- Bullish sentiment around the next RBA rate hike has reversed course.
- Data from Capital Economics shows the change has been seen among both analysts and financial markets.
- Economist Kate Hickie said the RBA’s more cautious stance could also be attributed to the pending fallout from the banking Royal Commission.
Earlier this month, the RBA kept interest rates on hold for a record 19th consecutive meeting.
The central bank said evidence of the drivers for higher interest rates — wage growth followed by higher inflation — just hasn’t been strong enough to justify a prospective rate rise.
Financial stability concerns about the housing market have prevented a corresponding decrease, keeping the RBA stuck in policy inertia.
But research from Capital Economics shows that until recently, market analysts were bullish about the prospects of higher rates.
“There has been a remarkable turnaround in the interest rate expectations of the financial markets and most analysts over the past six months or so,” CE economist Kate Hickie said.
This chart tells the story, showing how the consensus view — for another rate hike in 2018 — was rejected in February:
“As recently as last October, the financial markets were pricing in almost two 0.25% rate hikes by the end of this year,” Hickie said.
“And throughout last year the consensus amongst analysts was for at least one 0.25% hike, with analysts at most of the big domestic banks forecasting two 0.25% hikes.”

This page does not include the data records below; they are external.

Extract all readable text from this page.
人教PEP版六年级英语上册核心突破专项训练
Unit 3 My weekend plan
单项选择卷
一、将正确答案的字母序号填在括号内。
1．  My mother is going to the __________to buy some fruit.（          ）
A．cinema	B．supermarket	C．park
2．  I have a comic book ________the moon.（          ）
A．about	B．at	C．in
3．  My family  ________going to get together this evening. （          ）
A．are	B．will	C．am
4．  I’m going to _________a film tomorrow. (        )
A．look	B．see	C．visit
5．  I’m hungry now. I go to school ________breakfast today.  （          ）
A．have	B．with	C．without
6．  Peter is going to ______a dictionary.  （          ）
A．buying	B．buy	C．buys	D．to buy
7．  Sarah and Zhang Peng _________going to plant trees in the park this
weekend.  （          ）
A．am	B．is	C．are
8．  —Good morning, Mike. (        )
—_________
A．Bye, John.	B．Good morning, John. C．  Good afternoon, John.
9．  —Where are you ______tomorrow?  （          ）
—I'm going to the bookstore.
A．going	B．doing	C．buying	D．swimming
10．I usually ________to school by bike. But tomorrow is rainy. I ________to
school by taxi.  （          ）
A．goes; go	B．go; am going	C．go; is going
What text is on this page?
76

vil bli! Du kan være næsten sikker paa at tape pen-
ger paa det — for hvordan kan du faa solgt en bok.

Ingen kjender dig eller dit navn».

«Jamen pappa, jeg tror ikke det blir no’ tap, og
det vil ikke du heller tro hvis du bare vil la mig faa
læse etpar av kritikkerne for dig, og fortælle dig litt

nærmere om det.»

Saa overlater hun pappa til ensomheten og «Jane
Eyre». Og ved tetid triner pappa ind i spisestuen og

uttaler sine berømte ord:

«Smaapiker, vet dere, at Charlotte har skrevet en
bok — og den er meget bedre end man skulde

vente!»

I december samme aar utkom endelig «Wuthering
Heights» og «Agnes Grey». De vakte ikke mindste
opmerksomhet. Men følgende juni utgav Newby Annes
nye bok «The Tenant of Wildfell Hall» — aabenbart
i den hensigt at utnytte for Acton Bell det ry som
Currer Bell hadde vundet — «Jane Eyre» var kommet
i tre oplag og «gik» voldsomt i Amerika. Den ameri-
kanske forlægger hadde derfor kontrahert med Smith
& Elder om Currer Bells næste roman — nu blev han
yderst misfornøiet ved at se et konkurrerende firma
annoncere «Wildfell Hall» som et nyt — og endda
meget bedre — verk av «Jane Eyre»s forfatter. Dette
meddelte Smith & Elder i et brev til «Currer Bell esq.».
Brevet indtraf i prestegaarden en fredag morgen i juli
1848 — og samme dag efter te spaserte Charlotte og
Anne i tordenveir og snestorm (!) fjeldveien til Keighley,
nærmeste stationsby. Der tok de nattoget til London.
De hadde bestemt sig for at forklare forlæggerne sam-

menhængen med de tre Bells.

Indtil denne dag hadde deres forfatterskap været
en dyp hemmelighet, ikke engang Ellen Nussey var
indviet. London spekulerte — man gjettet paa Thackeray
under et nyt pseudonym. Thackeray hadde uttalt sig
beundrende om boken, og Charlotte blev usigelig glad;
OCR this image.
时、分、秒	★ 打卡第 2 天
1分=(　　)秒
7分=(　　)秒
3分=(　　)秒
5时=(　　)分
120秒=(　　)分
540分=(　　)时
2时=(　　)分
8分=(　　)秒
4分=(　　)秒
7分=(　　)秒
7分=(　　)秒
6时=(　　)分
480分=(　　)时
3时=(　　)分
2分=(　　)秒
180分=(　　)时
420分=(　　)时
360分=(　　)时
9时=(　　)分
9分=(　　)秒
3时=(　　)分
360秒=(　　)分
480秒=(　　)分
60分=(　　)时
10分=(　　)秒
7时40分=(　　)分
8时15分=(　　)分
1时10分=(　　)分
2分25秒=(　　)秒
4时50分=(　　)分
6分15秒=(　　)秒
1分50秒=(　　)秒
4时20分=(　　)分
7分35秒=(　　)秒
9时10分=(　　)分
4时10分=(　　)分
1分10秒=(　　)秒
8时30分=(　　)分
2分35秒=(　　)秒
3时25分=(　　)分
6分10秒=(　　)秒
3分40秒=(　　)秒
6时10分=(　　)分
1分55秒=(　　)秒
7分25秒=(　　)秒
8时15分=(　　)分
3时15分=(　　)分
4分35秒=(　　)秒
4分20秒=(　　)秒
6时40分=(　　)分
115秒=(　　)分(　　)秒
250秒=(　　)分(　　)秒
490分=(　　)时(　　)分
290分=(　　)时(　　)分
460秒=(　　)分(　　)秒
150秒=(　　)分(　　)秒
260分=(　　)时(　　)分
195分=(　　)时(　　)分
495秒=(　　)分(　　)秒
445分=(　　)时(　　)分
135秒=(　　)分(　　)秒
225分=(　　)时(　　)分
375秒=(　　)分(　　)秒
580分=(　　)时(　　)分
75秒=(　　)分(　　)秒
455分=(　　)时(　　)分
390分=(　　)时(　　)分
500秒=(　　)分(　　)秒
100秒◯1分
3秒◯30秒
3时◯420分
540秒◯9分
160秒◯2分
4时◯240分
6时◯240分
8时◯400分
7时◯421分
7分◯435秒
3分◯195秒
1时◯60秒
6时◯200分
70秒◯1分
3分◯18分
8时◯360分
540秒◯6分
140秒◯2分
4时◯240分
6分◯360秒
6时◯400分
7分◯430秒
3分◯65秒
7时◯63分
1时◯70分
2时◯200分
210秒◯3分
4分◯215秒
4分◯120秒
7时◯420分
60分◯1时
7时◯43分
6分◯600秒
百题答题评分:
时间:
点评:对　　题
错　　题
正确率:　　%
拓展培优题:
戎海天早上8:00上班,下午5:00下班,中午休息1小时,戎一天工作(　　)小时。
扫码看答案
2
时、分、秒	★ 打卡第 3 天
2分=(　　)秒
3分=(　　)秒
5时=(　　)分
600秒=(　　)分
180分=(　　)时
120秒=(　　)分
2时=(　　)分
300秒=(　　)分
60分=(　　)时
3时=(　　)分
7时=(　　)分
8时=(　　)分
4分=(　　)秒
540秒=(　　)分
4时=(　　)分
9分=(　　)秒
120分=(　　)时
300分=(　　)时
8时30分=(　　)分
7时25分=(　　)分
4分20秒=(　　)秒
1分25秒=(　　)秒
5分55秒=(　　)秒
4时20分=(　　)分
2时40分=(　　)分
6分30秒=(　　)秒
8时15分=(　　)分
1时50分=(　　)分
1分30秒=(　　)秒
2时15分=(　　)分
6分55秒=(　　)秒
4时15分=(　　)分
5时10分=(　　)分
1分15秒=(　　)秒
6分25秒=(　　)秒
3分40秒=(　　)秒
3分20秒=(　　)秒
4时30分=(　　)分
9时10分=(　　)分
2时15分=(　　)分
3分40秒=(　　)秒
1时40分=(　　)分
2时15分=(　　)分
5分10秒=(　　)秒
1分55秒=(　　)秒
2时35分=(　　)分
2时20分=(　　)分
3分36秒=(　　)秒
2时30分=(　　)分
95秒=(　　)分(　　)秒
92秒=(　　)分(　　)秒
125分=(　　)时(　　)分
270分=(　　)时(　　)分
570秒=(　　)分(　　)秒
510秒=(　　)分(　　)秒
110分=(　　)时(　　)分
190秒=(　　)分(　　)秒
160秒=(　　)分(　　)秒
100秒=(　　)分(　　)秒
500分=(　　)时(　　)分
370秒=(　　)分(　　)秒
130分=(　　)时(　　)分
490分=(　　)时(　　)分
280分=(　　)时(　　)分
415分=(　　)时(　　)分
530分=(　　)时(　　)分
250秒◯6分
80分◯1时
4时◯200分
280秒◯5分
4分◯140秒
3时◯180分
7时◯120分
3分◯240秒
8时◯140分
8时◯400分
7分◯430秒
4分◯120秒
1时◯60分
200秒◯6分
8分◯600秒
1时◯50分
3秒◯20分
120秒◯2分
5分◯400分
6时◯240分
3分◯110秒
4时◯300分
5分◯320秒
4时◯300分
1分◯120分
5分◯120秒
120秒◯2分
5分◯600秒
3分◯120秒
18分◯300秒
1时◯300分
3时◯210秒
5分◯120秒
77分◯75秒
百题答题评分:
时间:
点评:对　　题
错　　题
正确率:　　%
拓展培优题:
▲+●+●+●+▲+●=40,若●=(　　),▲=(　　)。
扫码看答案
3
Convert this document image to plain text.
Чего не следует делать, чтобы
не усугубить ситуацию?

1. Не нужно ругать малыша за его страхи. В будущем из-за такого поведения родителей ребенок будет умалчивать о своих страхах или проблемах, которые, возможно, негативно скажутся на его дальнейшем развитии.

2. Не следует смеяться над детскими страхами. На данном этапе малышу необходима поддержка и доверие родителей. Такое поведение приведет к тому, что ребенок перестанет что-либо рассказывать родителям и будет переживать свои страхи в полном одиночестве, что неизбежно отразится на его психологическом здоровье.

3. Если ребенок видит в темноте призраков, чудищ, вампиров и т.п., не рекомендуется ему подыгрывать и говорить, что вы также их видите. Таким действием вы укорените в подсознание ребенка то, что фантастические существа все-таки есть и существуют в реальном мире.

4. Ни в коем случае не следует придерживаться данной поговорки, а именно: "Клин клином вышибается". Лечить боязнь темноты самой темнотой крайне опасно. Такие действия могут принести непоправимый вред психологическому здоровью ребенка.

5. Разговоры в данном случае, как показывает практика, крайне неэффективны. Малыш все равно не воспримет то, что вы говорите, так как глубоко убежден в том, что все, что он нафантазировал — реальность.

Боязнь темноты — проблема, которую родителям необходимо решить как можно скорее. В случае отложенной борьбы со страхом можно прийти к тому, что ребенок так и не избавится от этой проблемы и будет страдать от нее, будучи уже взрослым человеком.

NAB was the last of the big four banks to change its tune. Chief economist Alan Oster said last week that the bank no longer sees a rate increase in 2018.
The median forecasts among analysts is now for rates to stay on hold at 1.5% this year, while financial markets are pricing in just a 14% chance of a 2018 rate hike.
Hickie attributed part of the shift in sentiment to recent data related to the consumption outlook. Continually soft wage growth figures were accompanied by stagnating retail sales growth in March.
In addition, recent announcements by the RBA itself have made it clear that Australia’s central bank is in no rush to raise interest rates.
But Hickie highlighted that some of the RBA’s recent rhetoric may have been influenced by the pending fallout from the ongoing banking royal commission.
Earlier this month, the minutes from the RBA’s May meeting showed that one of its aims is to be a source of “stability and confidence”.
While some analysts speculated that such an ideal also formed the basis for the bank’s overly-optimistic economic growth projections — thereby raising the risk of a credibility problem — Hickie said the royal commission could also be a factor.
Referring to stability and confidence “could be interpreted as a signal that the RBA is not about to rock the boat and raise interest rates while domestic banks are under scrutiny from the Royal Commission”, Hickie said.
“So even if the economy evolves in line with the RBA’s forecasts, which would be much stronger than we or the consensus expects, the uncertain outlook for credit conditions in the light of the Royal Commission would probably mean that it refrains from raising rates anyway.”
Capital Economics is sticking to its forecast that the RBA will stay on hold until the second half of next year.
But if there’s a significant tightening in credit conditions — which analysts at UBS highlighted as a key risk last week — the timeframe for rate hikes could extend into 2020.
Hickie said such a scenario would put longer-term downside pressure on the Australian dollar.